Psychological distress is not only caused by the feeling of being trapped without having means to react to the pandemic, but also by worrying for people outside. Like the detained mothers whose children are often in the care of their grandparents, who worry about what will happen to them if their carers get infected, as female detainees point out.
The ban on leaves and visits in prisons earlier in March was among the first measures taken to prevent the spread of COVID-19, but according to prison watchdogs (such as this ) no countermeasures have been taken to compensate inmates for this deprivation. “Not only has it affected people emotionally”, Stathopoulos says, “but it also seems pointless, as there are still incomers, such as prison guards”. Damianos noted that at the prison where he works everyone is checked for fever before getting inside; however, with people often being asymptomatic, this could mean little.
Waiting for release
With a total population of over 11,000 inmates, Greece has a record of convictions from the European Court of Human Rights (ECHR). According to the ECHR’s annual report for 2019 , Greece has committed repeated violations through the years, especially related to Article 3 and its provision against inhuman or degrading treatment or punishment. That being said, it seems that detainees’ concerns over the system’s capacity to address the pandemic are not groundless.

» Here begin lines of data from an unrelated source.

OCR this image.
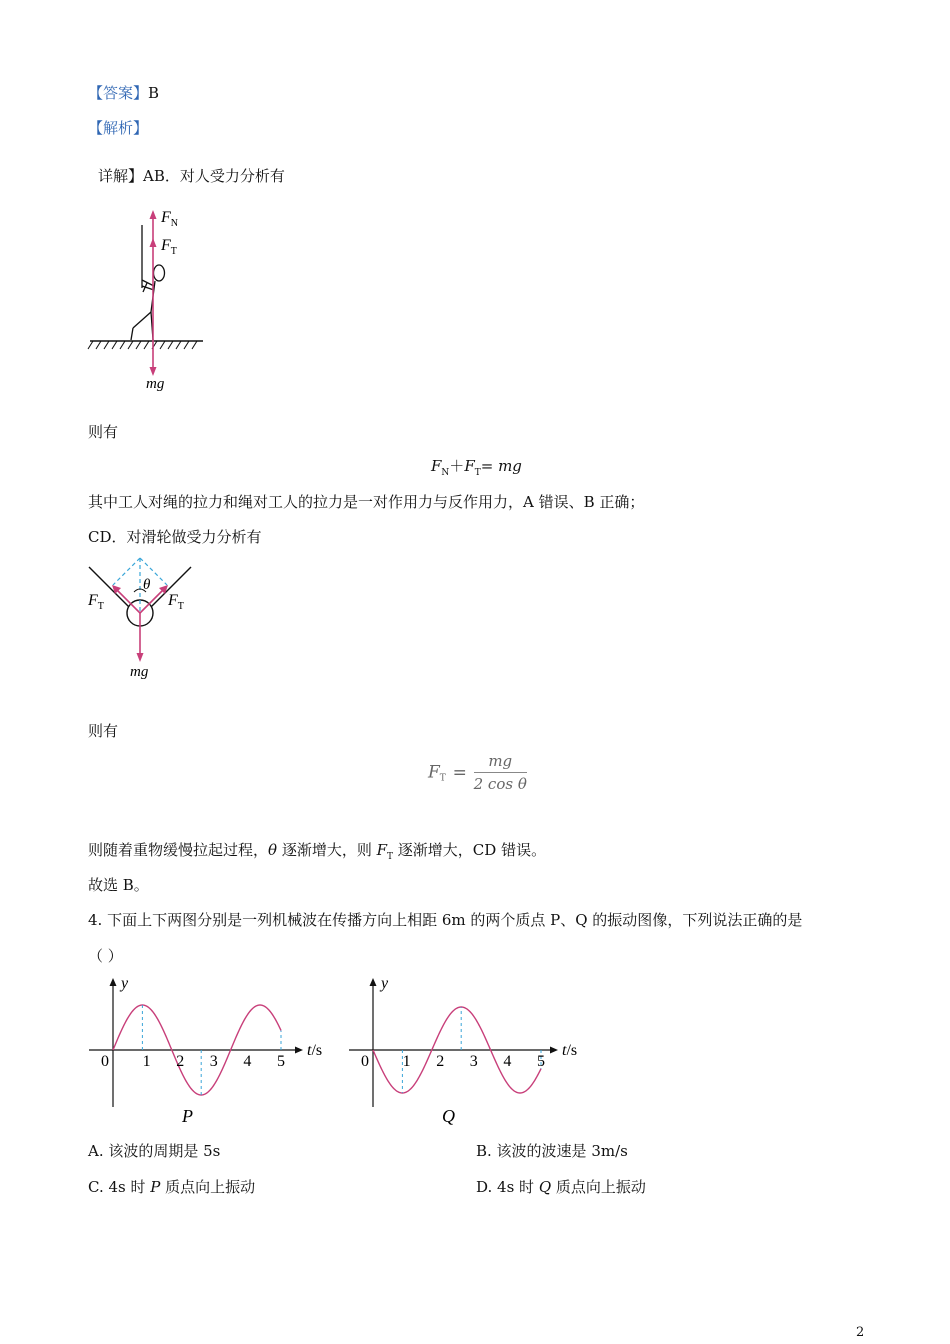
【答案】B
【解析】
详解】AB．对人受力分析有
$F_N$
$F_T$
mg
则有
$F_N+F_T=$ mg
其中工人对绳的拉力和绳对工人的拉力是一对作用力与反作用力，A 错误、B 正确；
CD．对滑轮做受力分析有
θ
$F_T$	$F_T$
mg
则有
$F_T = \frac{mg}{\text{2 cos θ}}$
则随着重物缓慢拉起过程，θ 逐渐增大，则 $F_T$ 逐渐增大，CD 错误。
故选 B。
4. 下面上下两图分别是一列机械波在传播方向上相距 6m 的两个质点 P、Q 的振动图像，下列说法正确的是
（ ）
0 1 2 3 4 5
y
t/s
P
0 1 2 3 4 5
y
t/s
Q
A. 该波的周期是 5s	B. 该波的波速是 3m/s
C. 4s 时 P 质点向上振动	D. 4s 时 Q 质点向上振动
2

From the European Committee for the Prevention of Torture (CPT) to the Hellenic Criminal Bar Association , European and Greek organisations agree that decongestion would be an essential measure to fight the pandemic. However, the decision for the release of 1,500 does not seem enough, nor has it been carried through.

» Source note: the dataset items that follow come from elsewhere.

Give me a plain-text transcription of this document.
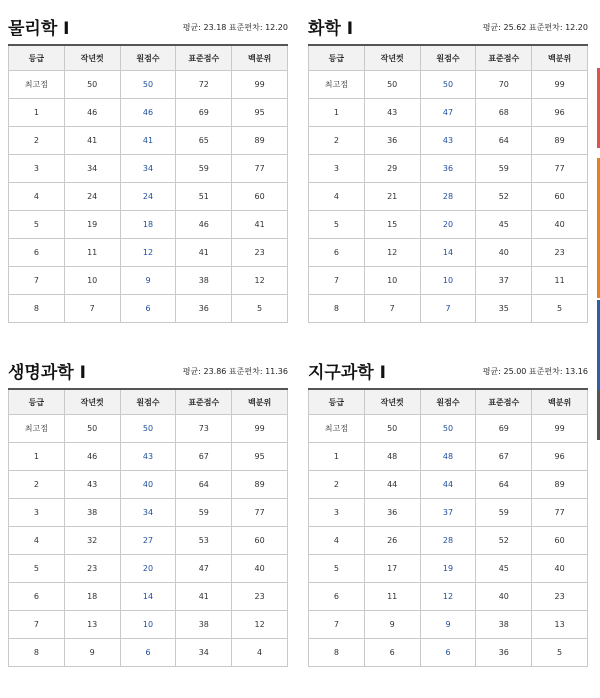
물리학 Ⅰ	평균: 23.18 표준편차: 12.20
등급	작년컷	원점수	표준점수	백분위
최고점	50	50	72	99
1	46	46	69	95
2	41	41	65	89
3	34	34	59	77
4	24	24	51	60
5	19	18	46	41
6	11	12	41	23
7	10	9	38	12
8	7	6	36	5
화학 Ⅰ	평균: 25.62 표준편차: 12.20
등급	작년컷	원점수	표준점수	백분위
최고점	50	50	70	99
1	43	47	68	96
2	36	43	64	89
3	29	36	59	77
4	21	28	52	60
5	15	20	45	40
6	12	14	40	23
7	10	10	37	11
8	7	7	35	5
생명과학 Ⅰ	평균: 23.86 표준편차: 11.36
등급	작년컷	원점수	표준점수	백분위
최고점	50	50	73	99
1	46	43	67	95
2	43	40	64	89
3	38	34	59	77
4	32	27	53	60
5	23	20	47	40
6	18	14	41	23
7	13	10	38	12
8	9	6	34	4
지구과학 Ⅰ	평균: 25.00 표준편차: 13.16
등급	작년컷	원점수	표준점수	백분위
최고점	50	50	69	99
1	48	48	67	96
2	44	44	64	89
3	36	37	59	77
4	26	28	52	60
5	17	19	45	40
6	11	12	40	23
7	9	9	38	13
8	6	6	36	5
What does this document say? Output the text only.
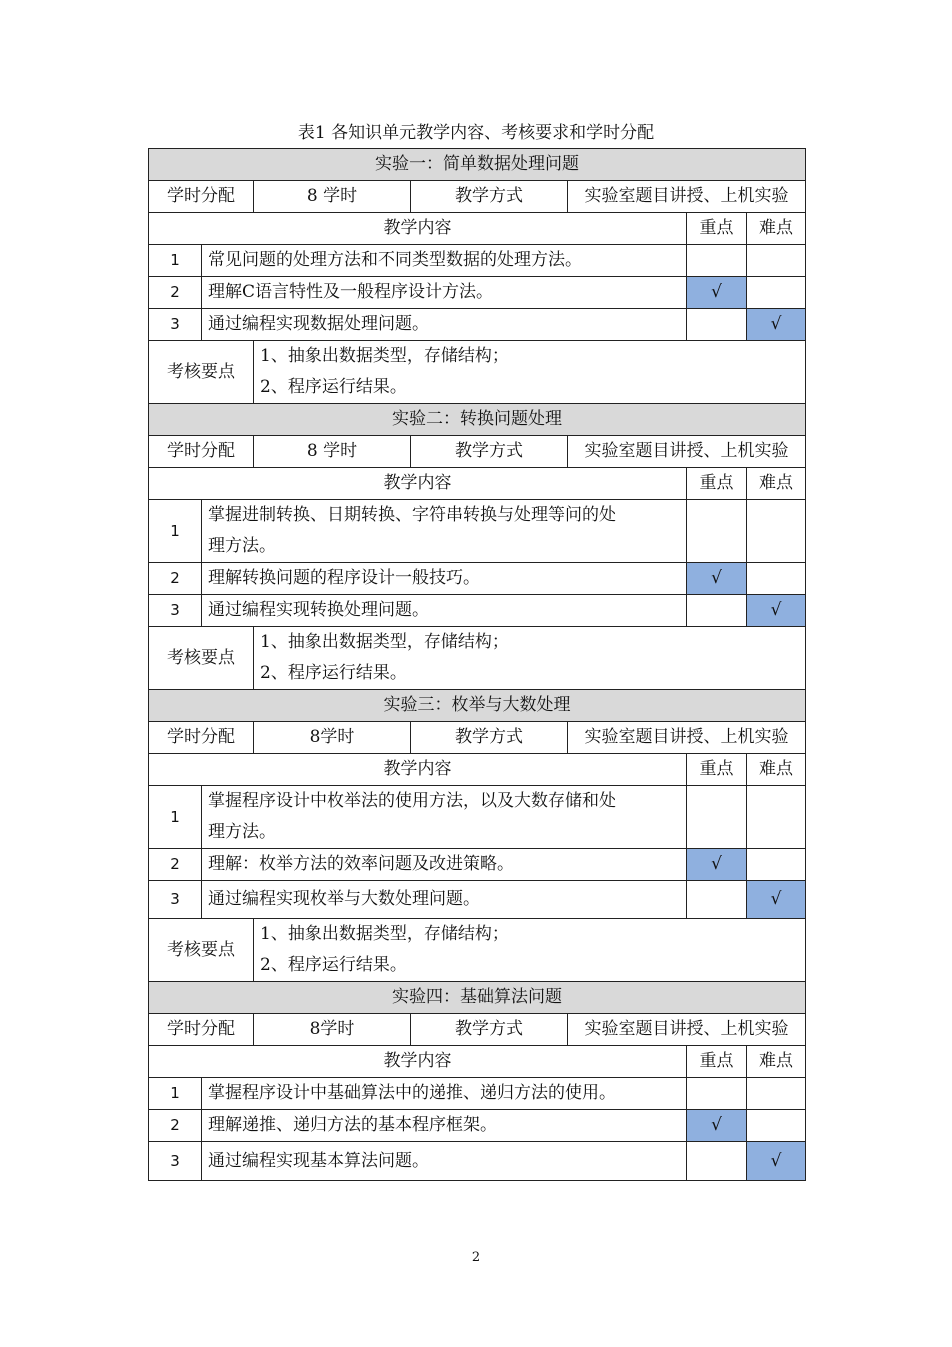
表1 各知识单元教学内容、考核要求和学时分配
实验一：简单数据处理问题						
学时分配		8 学时	教学方式	实验室题目讲授、上机实验		
教学内容					重点	难点
1	常见问题的处理方法和不同类型数据的处理方法。					
2	理解C语言特性及一般程序设计方法。				√	
3	通过编程实现数据处理问题。					√
考核要点		1、抽象出数据类型，存储结构；
2、程序运行结果。				

实验二：转换问题处理						
学时分配		8 学时	教学方式	实验室题目讲授、上机实验		
教学内容					重点	难点
1	掌握进制转换、日期转换、字符串转换与处理等问的处
理方法。					

2	理解转换问题的程序设计一般技巧。				√	
3	通过编程实现转换处理问题。					√
考核要点		1、抽象出数据类型，存储结构；
2、程序运行结果。				

实验三：枚举与大数处理						
学时分配		8学时	教学方式	实验室题目讲授、上机实验		
教学内容					重点	难点
1	掌握程序设计中枚举法的使用方法，以及大数存储和处
理方法。					

2	理解：枚举方法的效率问题及改进策略。				√	
3	通过编程实现枚举与大数处理问题。					√
考核要点		1、抽象出数据类型，存储结构；
2、程序运行结果。				

实验四：基础算法问题						
学时分配		8学时	教学方式	实验室题目讲授、上机实验		
教学内容					重点	难点
1	掌握程序设计中基础算法中的递推、递归方法的使用。					
2	理解递推、递归方法的基本程序框架。				√	
3	通过编程实现基本算法问题。					√
2
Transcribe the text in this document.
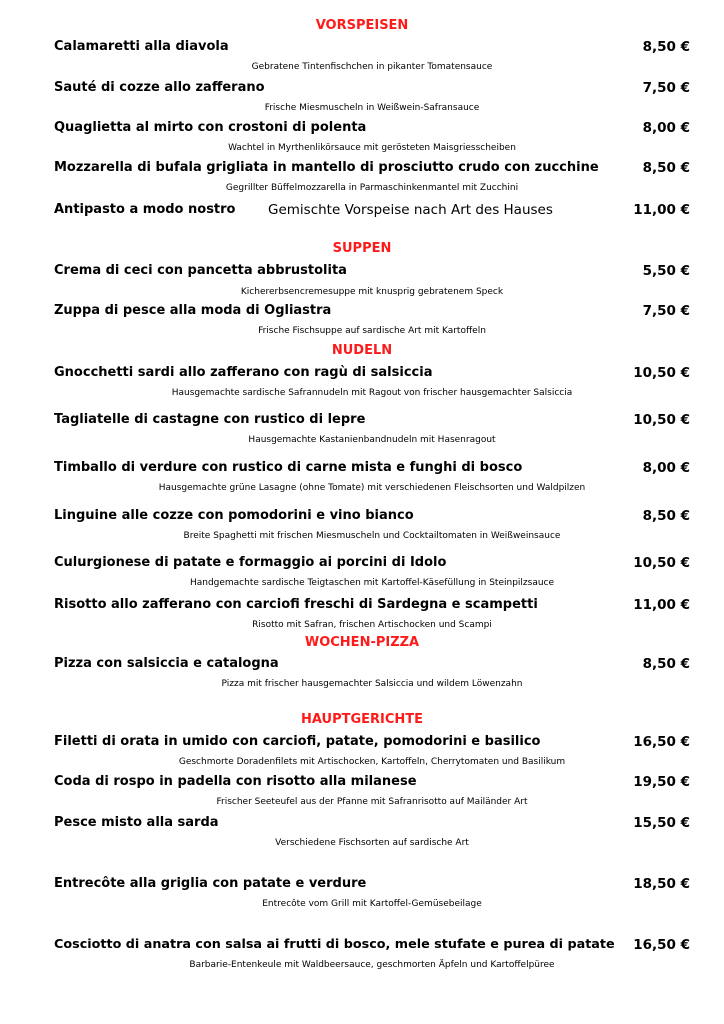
VORSPEISEN
SUPPEN
NUDELN
WOCHEN-PIZZA
HAUPTGERICHTE
Calamaretti alla diavola	8,50 €
Gebratene Tintenfischchen in pikanter Tomatensauce
Sauté di cozze allo zafferano	7,50 €
Frische Miesmuscheln in Weißwein-Safransauce
Quaglietta al mirto con crostoni di polenta	8,00 €
Wachtel in Myrthenlikörsauce mit gerösteten Maisgriesscheiben
Mozzarella di bufala grigliata in mantello di prosciutto crudo con zucchine	8,50 €
Gegrillter Büffelmozzarella in Parmaschinkenmantel mit Zucchini
Antipasto a modo nostro Gemischte Vorspeise nach Art des Hauses	11,00 €
Crema di ceci con pancetta abbrustolita	5,50 €
Kichererbsencremesuppe mit knusprig gebratenem Speck
Zuppa di pesce alla moda di Ogliastra	7,50 €
Frische Fischsuppe auf sardische Art mit Kartoffeln
Gnocchetti sardi allo zafferano con ragù di salsiccia	10,50 €
Hausgemachte sardische Safrannudeln mit Ragout von frischer hausgemachter Salsiccia
Tagliatelle di castagne con rustico di lepre	10,50 €
Hausgemachte Kastanienbandnudeln mit Hasenragout
Timballo di verdure con rustico di carne mista e funghi di bosco	8,00 €
Hausgemachte grüne Lasagne (ohne Tomate) mit verschiedenen Fleischsorten und Waldpilzen
Linguine alle cozze con pomodorini e vino bianco	8,50 €
Breite Spaghetti mit frischen Miesmuscheln und Cocktailtomaten in Weißweinsauce
Culurgionese di patate e formaggio ai porcini di Idolo	10,50 €
Handgemachte sardische Teigtaschen mit Kartoffel-Käsefüllung in Steinpilzsauce
Risotto allo zafferano con carciofi freschi di Sardegna e scampetti	11,00 €
Risotto mit Safran, frischen Artischocken und Scampi
Pizza con salsiccia e catalogna	8,50 €
Pizza mit frischer hausgemachter Salsiccia und wildem Löwenzahn
Filetti di orata in umido con carciofi, patate, pomodorini e basilico	16,50 €
Geschmorte Doradenfilets mit Artischocken, Kartoffeln, Cherrytomaten und Basilikum
Coda di rospo in padella con risotto alla milanese	19,50 €
Frischer Seeteufel aus der Pfanne mit Safranrisotto auf Mailänder Art
Pesce misto alla sarda	15,50 €
Verschiedene Fischsorten auf sardische Art
Entrecôte alla griglia con patate e verdure	18,50 €
Entrecôte vom Grill mit Kartoffel-Gemüsebeilage
Cosciotto di anatra con salsa ai frutti di bosco, mele stufate e purea di patate 16,50 €
Barbarie-Entenkeule mit Waldbeersauce, geschmorten Äpfeln und Kartoffelpüree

“The first measures taken are also the only ones to this day”, says to OBCT Yorgos Kakarnias, a lawyer who has represented prisoners that have appealed to the ECHR against the Greek State for the prisons’ conditions. “Due to pressure coming from inmates but not only, the Ministry told media that it would release 1,500 people. With 10% of the detainees released, the situation will not change dramatically. There were rumours that the Ministry would wait for COVID-19 cases in prisons before ordering the release. If so, it would be a wrongful choice”, he adds. Vangelis Stathopoulos also point outs that the release of 1,500 “would mean an average of around 40 people in each prison. That wouldn’t make any real difference”.

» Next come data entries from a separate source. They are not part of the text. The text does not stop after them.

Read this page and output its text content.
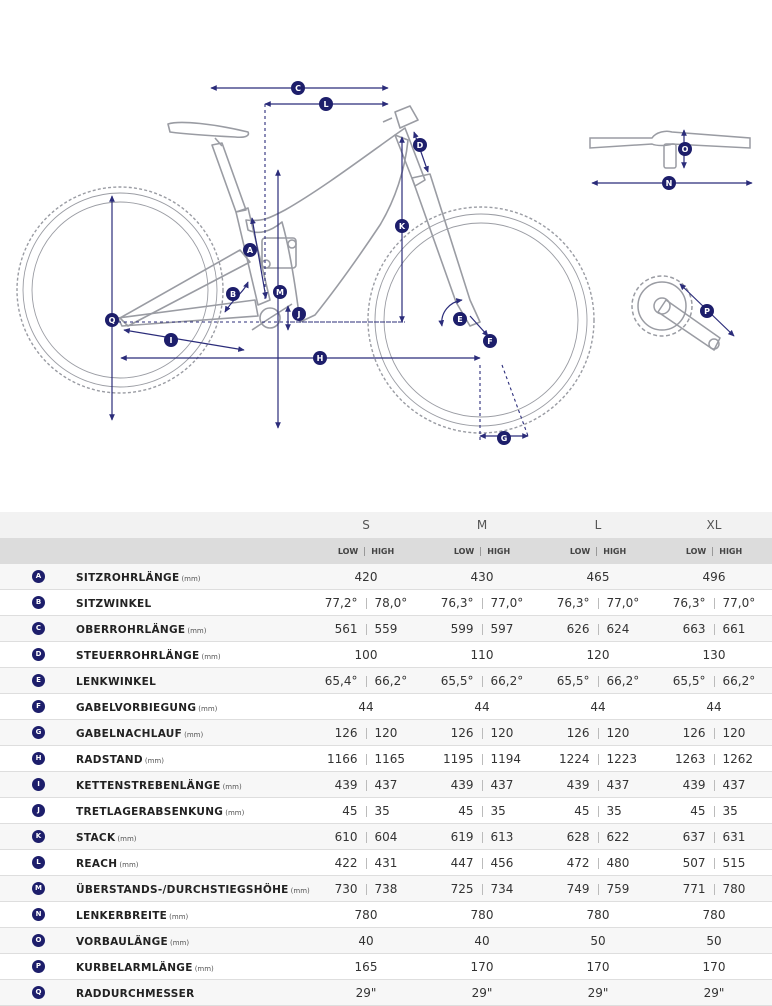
C
L
D
K
A
M
B
J
Q
I
H
E
F
G
O
N
P
		S	M	L	XL
		LOW HIGH	LOW HIGH	LOW HIGH	LOW HIGH

A	SITZROHRLÄNGE (mm)	420	430	465	496

B	SITZWINKEL	77,2° 78,0°	76,3° 77,0°	76,3° 77,0°	76,3° 77,0°

C	OBERROHRLÄNGE (mm)	561 559	599 597	626 624	663 661

D	STEUERROHRLÄNGE (mm)	100	110	120	130

E	LENKWINKEL	65,4° 66,2°	65,5° 66,2°	65,5° 66,2°	65,5° 66,2°

F	GABELVORBIEGUNG (mm)	44	44	44	44

G	GABELNACHLAUF (mm)	126 120	126 120	126 120	126 120

H	RADSTAND (mm)	1166 1165	1195 1194	1224 1223	1263 1262

I	KETTENSTREBENLÄNGE (mm)	439 437	439 437	439 437	439 437

J	TRETLAGERABSENKUNG (mm)	45 35	45 35	45 35	45 35

K	STACK (mm)	610 604	619 613	628 622	637 631

L	REACH (mm)	422 431	447 456	472 480	507 515

M	ÜBERSTANDS-/DURCHSTIEGSHÖHE (mm)	730 738	725 734	749 759	771 780

N	LENKERBREITE (mm)	780	780	780	780

O	VORBAULÄNGE (mm)	40	40	50	50

P	KURBELARMLÄNGE (mm)	165	170	170	170

Q	RADDURCHMESSER	29"	29"	29"	29"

Despite the permanent need and several government attempts throughout the years, the prison population has never fallen below 10,000, which is the capacity of Greek prisons according to the Ministry of Justice. “The ECHR has a permanent case law about inhuman and degrading treatment in Greek prisons, due to overcrowding, poor health and safety conditions, lack of adequate medical care, heating and air-conditioning, etc.. This situation multiplies the degree of inmates’ exposure to pandemic”, concludes the lawyer.